Outro ponto importante é a possível mudança de comportamento dos investidores. A taxa de staking da Solana é alta em comparação com outras redes, com cerca de 67,9% da oferta em staking, quase o dobro do Ethereum, segundo a 21Shares. Com rendimentos menores, parte desse capital poderia buscar retornos em outros usos dentro da rede, como DeFi, pagamentos, trading e aplicações financeiras on-chain.

Essa é uma das teses mais otimistas para a Solana. Em vez de apenas remunerar investidores por manter SOL travado em staking, a rede tentaria empurrar mais capital para atividade econômica real dentro do ecossistema. Mais uso pode gerar mais taxas, mais MEV e mais demanda por infraestrutura, fortalecendo a tese da blockchain como plataforma financeira.

A 21Shares também aponta que a Solana já tem sinais relevantes de uso. Segundo a gestora, a rede possui participação de liderança em ações tokenizadas e processou mais de 22% das transações com stablecoins em 2026, apesar de concentrar apenas 5% da oferta global de stablecoins. Para a casa, isso indica eficiência e espaço para crescimento.

A leitura do mercado também se apoia em precedentes.
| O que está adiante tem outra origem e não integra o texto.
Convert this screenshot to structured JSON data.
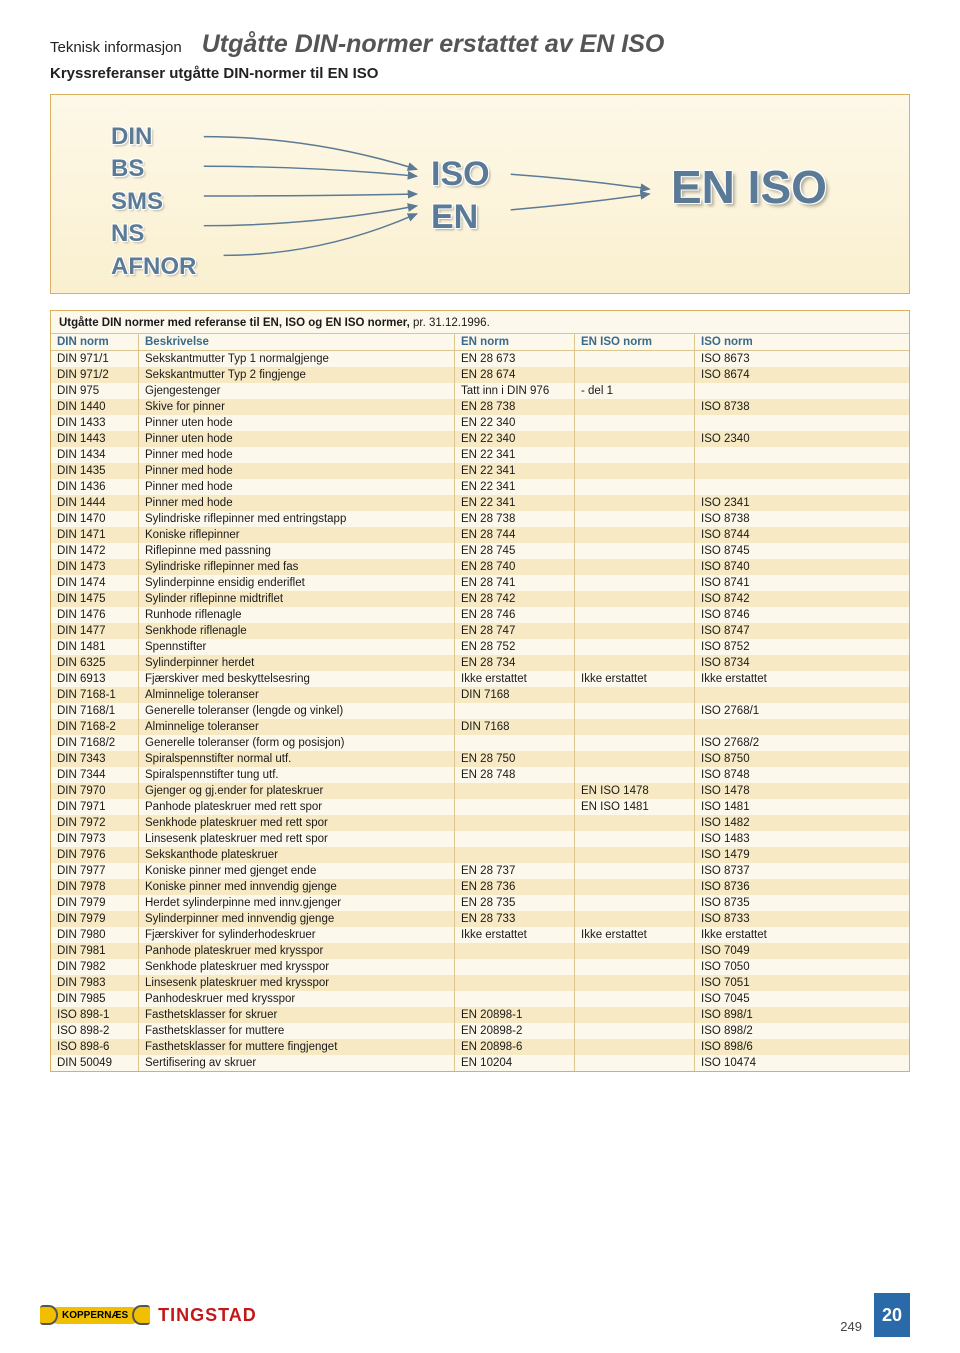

A 21Shares cita o EIP-1559 do Ethereum, que introduziu mecanismo de queima em agosto de 2021, e a Proposta 848 da Cosmos, que reduziu a inflação máxima do ATOM em novembro de 2023. Nos dois casos, os tokens subiram no curto prazo após mudanças ligadas à redução de oferta, embora o desempenho também tenha sido influenciado por condições mais amplas do mercado.

Por isso, a alta da Solana não deve ser explicada apenas pela votação. O mercado cripto como um todo vive uma recuperação forte, com Bitcoin perto de US$ 80 mil, ETFs voltando a atrair recursos e investidores retomando apetite por risco. Nesse ambiente, ativos de maior beta, como SOL, costumam subir mais do que o BTC.

Ainda há riscos. A aprovação das propostas não altera automaticamente o protocolo. A votação dá aval político e técnico para seguir com o processo, mas detalhes de implementação e cronograma ainda precisam ser definidos. Além disso, a SIMD-553 ainda tem pontos em aberto sobre custos para validadores, que poderiam subir de forma relevante e pressionar a rentabilidade de parte da rede.

Para o preço da Solana, a questão agora é se a narrativa de menor emissão será suficiente para sustentar a alta depois do rali inicial. No curto prazo, a SOL se beneficia de três fatores ao mesmo tempo: mercado cripto aquecido, rotação para altcoins e expectativa de uma mudança tokenômica favorável. No médio prazo, o teste será mostrar que menos staking passivo pode se transformar em mais atividade, mais taxas e mais demanda real dentro do ecossistema.